A flash of scorn came to Dick’s dark eyes.
"That is the way you reason, Scudder. You do not pause to consider that you brought it on yourself. I know a few things about you that I have never told. I know that within a week after entering this academy you were playing the sneak and the traitor to your class. You were carrying tales to the yearlings."
"It’s a lie!"
"If you were worth it, I’d make you swallow that! You know it is true. I know it! I know you met Singleton and several others of the yearlings in the Wolf’s Den within a week after entering school, and there plotted to do me up. The result of that plot was a little fight in Chadwick’s pasture one night, and you had to meet me first. If, at the time, I had known as much as I do now, I’d have used you rougher than I did."
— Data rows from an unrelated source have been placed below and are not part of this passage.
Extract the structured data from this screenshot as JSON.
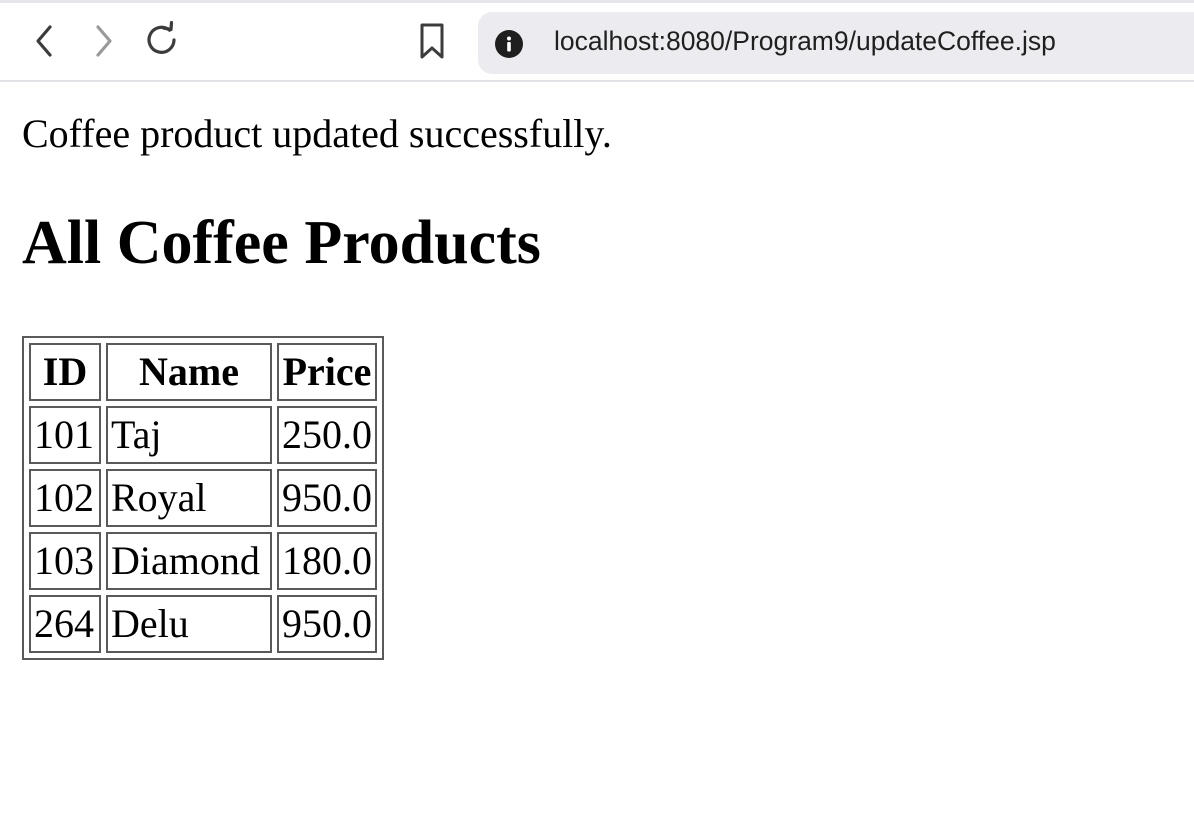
{
  "browser": {
    "url": "localhost:8080/Program9/updateCoffee.jsp",
    "back_icon": "chevron-left-icon",
    "forward_icon": "chevron-right-icon",
    "reload_icon": "reload-icon",
    "bookmark_icon": "bookmark-icon",
    "info_icon": "info-icon"
  },
  "page": {
    "message": "Coffee product updated successfully.",
    "heading": "All Coffee Products",
    "table": {
      "headers": [
        "ID",
        "Name",
        "Price"
      ],
      "rows": [
        [
          "101",
          "Taj",
          "250.0"
        ],
        [
          "102",
          "Royal",
          "950.0"
        ],
        [
          "103",
          "Diamond",
          "180.0"
        ],
        [
          "264",
          "Delu",
          "950.0"
        ]
      ]
    }
  }
}
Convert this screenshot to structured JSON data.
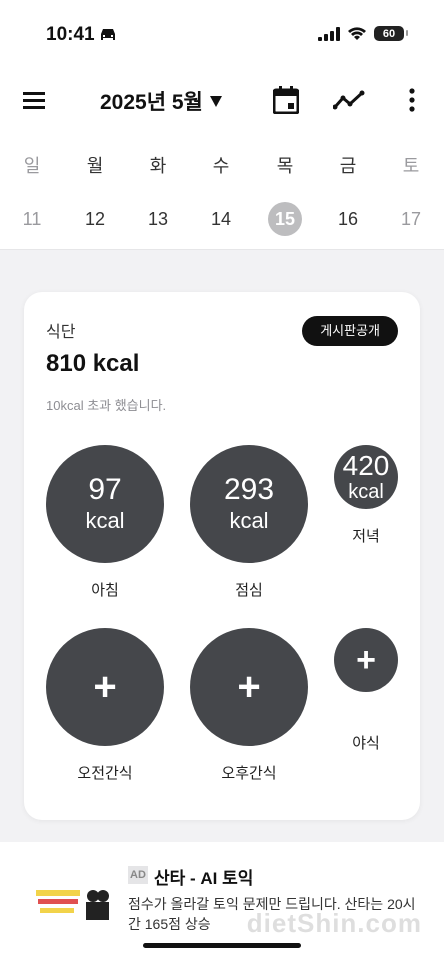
{
  "status": {
    "time": "10:41",
    "battery": "60"
  },
  "header": {
    "month": "2025년 5월"
  },
  "week": [
    {
      "day": "일",
      "date": "11"
    },
    {
      "day": "월",
      "date": "12"
    },
    {
      "day": "화",
      "date": "13"
    },
    {
      "day": "수",
      "date": "14"
    },
    {
      "day": "목",
      "date": "15"
    },
    {
      "day": "금",
      "date": "16"
    },
    {
      "day": "토",
      "date": "17"
    }
  ],
  "card": {
    "label": "식단",
    "total": "810 kcal",
    "note": "10kcal 초과 했습니다.",
    "board_button": "게시판공개"
  },
  "meals": [
    {
      "value": "97",
      "unit": "kcal",
      "label": "아침"
    },
    {
      "value": "293",
      "unit": "kcal",
      "label": "점심"
    },
    {
      "value": "420",
      "unit": "kcal",
      "label": "저녁"
    },
    {
      "value": "+",
      "label": "오전간식"
    },
    {
      "value": "+",
      "label": "오후간식"
    },
    {
      "value": "+",
      "label": "야식"
    }
  ],
  "ad": {
    "badge": "AD",
    "title": "산타 - AI 토익",
    "desc": "점수가 올라갈 토익 문제만 드립니다. 산타는 20시간 165점 상승"
  },
  "watermark": "dietShin.com"
}
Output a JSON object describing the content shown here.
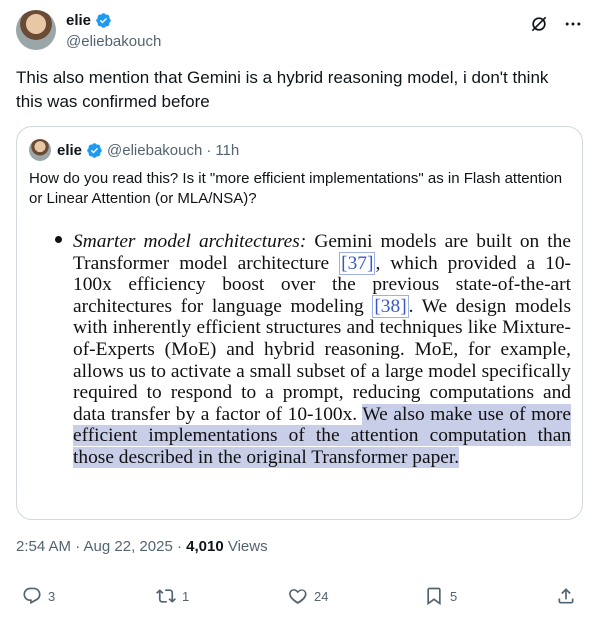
{
  "author": {
    "name": "elie",
    "handle": "@eliebakouch"
  },
  "tweet": {
    "text": "This also mention that Gemini is a hybrid reasoning model, i don't think this was confirmed before",
    "timestamp": "2:54 AM · Aug 22, 2025 · ",
    "views_count": "4,010",
    "views_label": " Views"
  },
  "quoted": {
    "name": "elie",
    "handle": "@eliebakouch",
    "separator": "·",
    "time": "11h",
    "text": "How do you read this? Is it \"more efficient implementations\" as in Flash attention or Linear Attention (or MLA/NSA)?",
    "image": {
      "heading": "Smarter model architectures:",
      "p1": " Gemini models are built on the Transformer model architecture ",
      "ref1": "[37]",
      "p2": ", which provided a 10-100x efficiency boost over the previous state-of-the-art architectures for language modeling ",
      "ref2": "[38]",
      "p3": ". We design models with inherently efficient structures and techniques like Mixture-of-Experts (MoE) and hybrid reasoning. MoE, for example, allows us to activate a small subset of a large model specifically required to respond to a prompt, reducing computations and data transfer by a factor of 10-100x. ",
      "highlight": "We also make use of more efficient implementations of the attention computation than those described in the original Transformer paper."
    }
  },
  "actions": {
    "replies": "3",
    "reposts": "1",
    "likes": "24",
    "bookmarks": "5"
  },
  "icons": [
    "verified-badge-icon",
    "grok-icon",
    "more-icon",
    "reply-icon",
    "repost-icon",
    "like-icon",
    "bookmark-icon",
    "share-icon"
  ],
  "colors": {
    "verified": "#1d9bf0",
    "secondary_text": "#536471",
    "highlight": "#c8cde8",
    "ref_link": "#3a59c8"
  }
}
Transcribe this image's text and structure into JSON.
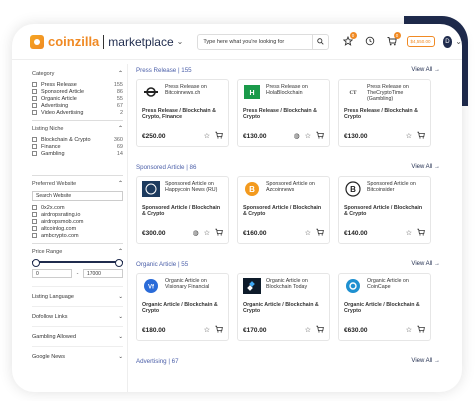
{
  "topbar": {
    "brand": "coinzilla",
    "product": "marketplace",
    "search_placeholder": "Type here what you're looking for",
    "favorites_count": "0",
    "cart_count": "0",
    "balance": "$4,550.00",
    "avatar_initial": "D"
  },
  "sidebar": {
    "category_title": "Category",
    "categories": [
      {
        "label": "Press Release",
        "count": "155"
      },
      {
        "label": "Sponsored Article",
        "count": "86"
      },
      {
        "label": "Organic Article",
        "count": "55"
      },
      {
        "label": "Advertising",
        "count": "67"
      },
      {
        "label": "Video Advertising",
        "count": "2"
      }
    ],
    "niche_title": "Listing Niche",
    "niches": [
      {
        "label": "Blockchain & Crypto",
        "count": "360"
      },
      {
        "label": "Finance",
        "count": "69"
      },
      {
        "label": "Gambling",
        "count": "14"
      }
    ],
    "preferred_title": "Preferred Website",
    "preferred_search": "Search Website",
    "websites": [
      "0x2x.com",
      "airdropsrating.io",
      "airdropsmob.com",
      "altcoinlog.com",
      "ambcrypto.com"
    ],
    "price_title": "Price Range",
    "price_min": "0",
    "price_max": "17000",
    "collapsed": [
      "Listing Language",
      "Dofollow Links",
      "Gambling Allowed",
      "Google News"
    ]
  },
  "main": {
    "view_all": "View All →",
    "sections": [
      {
        "title": "Press Release | 155",
        "cards": [
          {
            "title": "Press Release on Bitcoinnews.ch",
            "category": "Press Release / Blockchain & Crypto, Finance",
            "price": "€250.00",
            "thumb": "bitcoinnews",
            "color": "#222222"
          },
          {
            "title": "Press Release on HolaBlockchain",
            "category": "Press Release / Blockchain & Crypto",
            "price": "€130.00",
            "thumb": "hola",
            "color": "#1a9a4a"
          },
          {
            "title": "Press Release on TheCryptoTime (Gambling)",
            "category": "Press Release / Blockchain & Crypto",
            "price": "€130.00",
            "thumb": "cryptotime",
            "color": "#333333"
          }
        ]
      },
      {
        "title": "Sponsored Article | 86",
        "cards": [
          {
            "title": "Sponsored Article on Happycoin News (RU)",
            "category": "Sponsored Article / Blockchain & Crypto",
            "price": "€300.00",
            "thumb": "happycoin",
            "color": "#1c3a5e"
          },
          {
            "title": "Sponsored Article on Azcoinnews",
            "category": "Sponsored Article / Blockchain & Crypto",
            "price": "€160.00",
            "thumb": "azcoin",
            "color": "#f39a1e"
          },
          {
            "title": "Sponsored Article on Bitcoinsider",
            "category": "Sponsored Article / Blockchain & Crypto",
            "price": "€140.00",
            "thumb": "bitcoinsider",
            "color": "#222222"
          }
        ]
      },
      {
        "title": "Organic Article | 55",
        "cards": [
          {
            "title": "Organic Article on Visionary Financial",
            "category": "Organic Article / Blockchain & Crypto",
            "price": "€180.00",
            "thumb": "visionary",
            "color": "#2a6bd8"
          },
          {
            "title": "Organic Article on Blockchain Today",
            "category": "Organic Article / Blockchain & Crypto",
            "price": "€170.00",
            "thumb": "bctoday",
            "color": "#0d1b2a"
          },
          {
            "title": "Organic Article on CoinCape",
            "category": "Organic Article / Blockchain & Crypto",
            "price": "€630.00",
            "thumb": "coincape",
            "color": "#1e90d0"
          }
        ]
      }
    ],
    "last_section_title": "Advertising | 67"
  }
}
Scudder could not deny the accusation, and he inwardly confessed that Merriwell seemed to have a way of finding out every move made and every word spoken against him.
"That old sneak of an Indian told you!" he snapped. "Somebody ought to shoot him!"
Dick smiled grimly.
"He’s a bad chap to fool with, Scudder, as you and your sort have already discovered. Better let him alone. In fact, in the future, you had better mind your own business and let me alone. You will be better off, for I shall get mad pretty soon, and when I get mad I may hurt you. Let him alone, Douglass. He won’t do anything. I doubt if he would have had courage enough to strike me with the chair when I wasn’t looking."
And Dick Merriwell coolly sat down and resumed study.
"Better take heed," said Douglass. "Because if he doesn’t soak you by and by, I shall. You ought to be fired out of Fardale."